Le crowd equity, un outil de financement de plus en plus accessible à tous

L’investissement, et particulièrement l’investissement des particuliers est une activité très réglementée en France qui passe obligatoirement par des plateformes ayant reçu un agrément AMF et sous contrôle de l’Etat. S’il est très difficile d’obtenir ces agréments, il est très simple de les perdre, donc autant vous dire que les quelques entreprises privilégiées sont très prudentes dans leur sélection de projets. Cela permet à chaque particulier d’avoir accès à toute la documentation des entreprises, expliquée de manière pédagogique et compréhensible par vous et moi. Le choix se fait donc en fonction de l’affinité pour le projet et de l’accessibilité des montants, qui tendent de plus en plus à descendre en dessous de 200€, voir en dessous de 100€ comme sur www.1001pact.com

Frédéric Griffaton, co-fondateur de Mutum

Le crowd equity permet de piloter et de gérer les entreprises intelligemment

A l’heure de l’intelligence collective, d’un management de plus en plus humain et de la co-construction, il est évident qu’il faut aussi repenser nos modèles de gouvernance en entreprise.

Imaginez une entreprise, pilotée par ses clients, où les fournisseurs peuvent s’impliquer et où les actionnaires réfléchissent dans l’intérêt de l’activité à long terme. Les indicateurs de croissance ne sont plus les mêmes, l’innovation prend une place plus importante et l’erreur de gestion est moins permise. Bien sûr, le crowdequity nécessite de professionnaliser sa gestion, ses indicateurs de suivi mais cela oblige l’entrepreneur à plus de transparence envers ses actionnaires, qui sont par ailleurs bienveillants car ils ont investis avant tout dans le projet et non uniquement dans la quête de finance.

Être gouverné par ses utilisateurs, voilà le summum de l’économie collaborative et c’est bien là que Mutum veut aller. Et c’est possible, grâce à l’investissement participatif.

Le crowd equity permet aux français de relancer toute l’économie

C’est un fait, les PME françaises sont très limitées dans leur investissement.
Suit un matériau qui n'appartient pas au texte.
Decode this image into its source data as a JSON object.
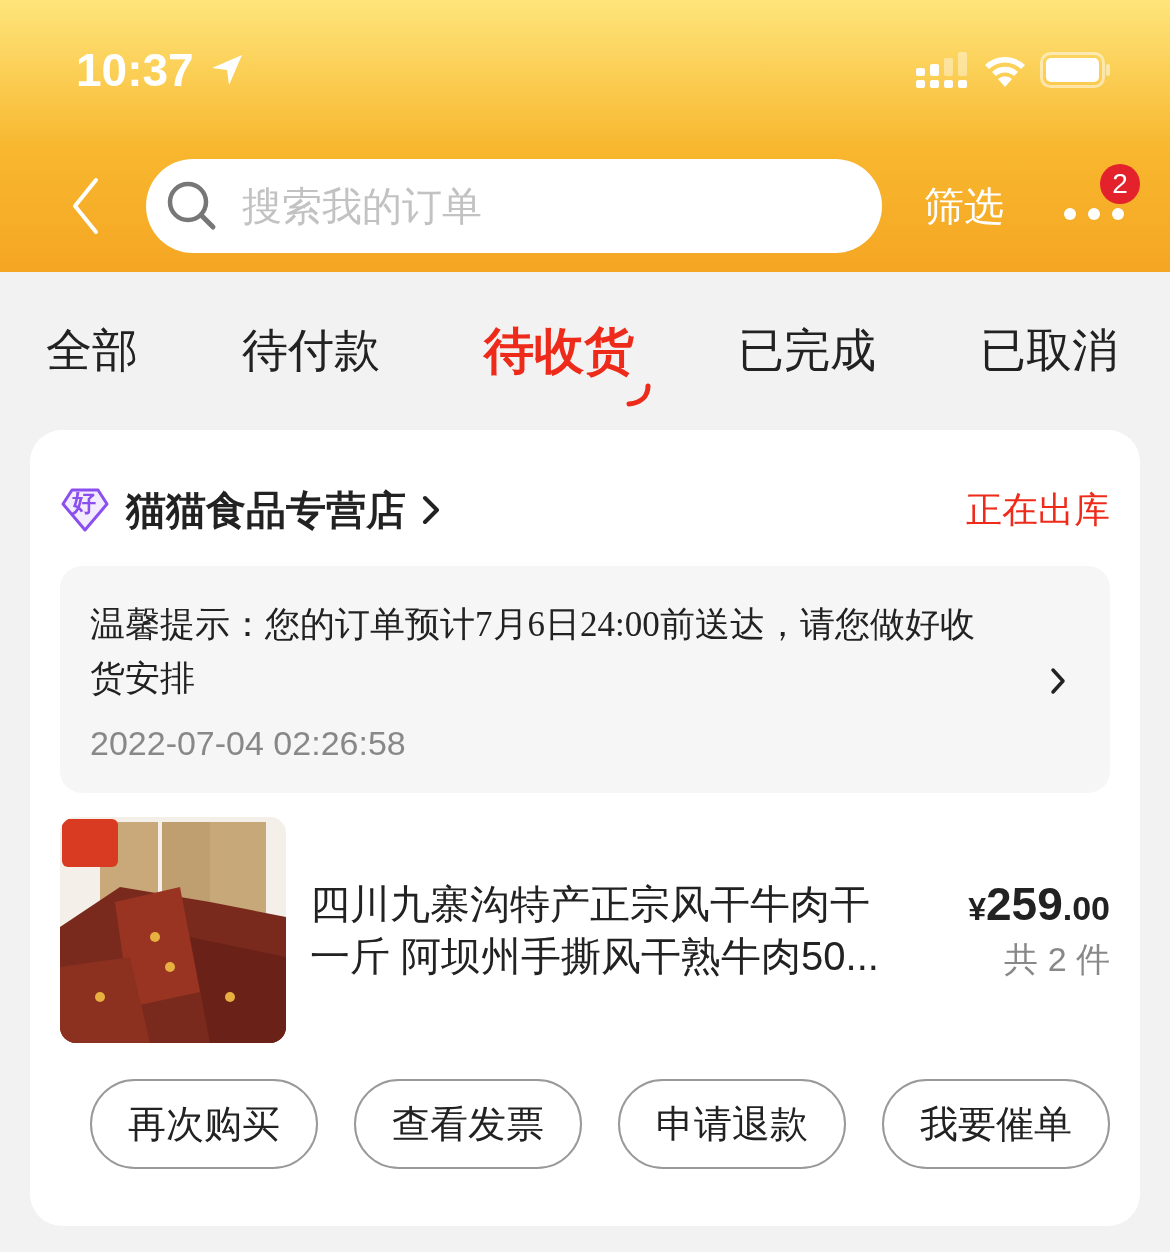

Dès que nous parlons d’autre chose que d’investissement corporel, les banques sont très frileuses car ni l’innovation ni la prise de risque ne sont leurs métiers.

Avec 8 milliards d’épargne, les Français ont une capacité d’action considérable ! 8 milliards qui dorment dans les banques et leur donne un pouvoir complètement fictif. Quand on sait que plus de 90% de l’argent en circulation sert aux échanges financiers et pas du tout à l’économie réelle, il y a de quoi se poser pas mal de questions !

Pour relancer l’économie, nous avons besoin de créer et de financer les PME. Hors les banques n’en sont pas capables ! Le crowdequity est donc un très bon moyen de relancer l’activité Française !

C’est pour ces raisons que Mutum a choisi de se lancer dans une campagne qui ouvre son capital à ses utilisateurs et à tout particulier désireux de participer à la construction de demain, en leur permettant de devenir actionnaire dès 30€ : un investissement solidaire accessible à tous.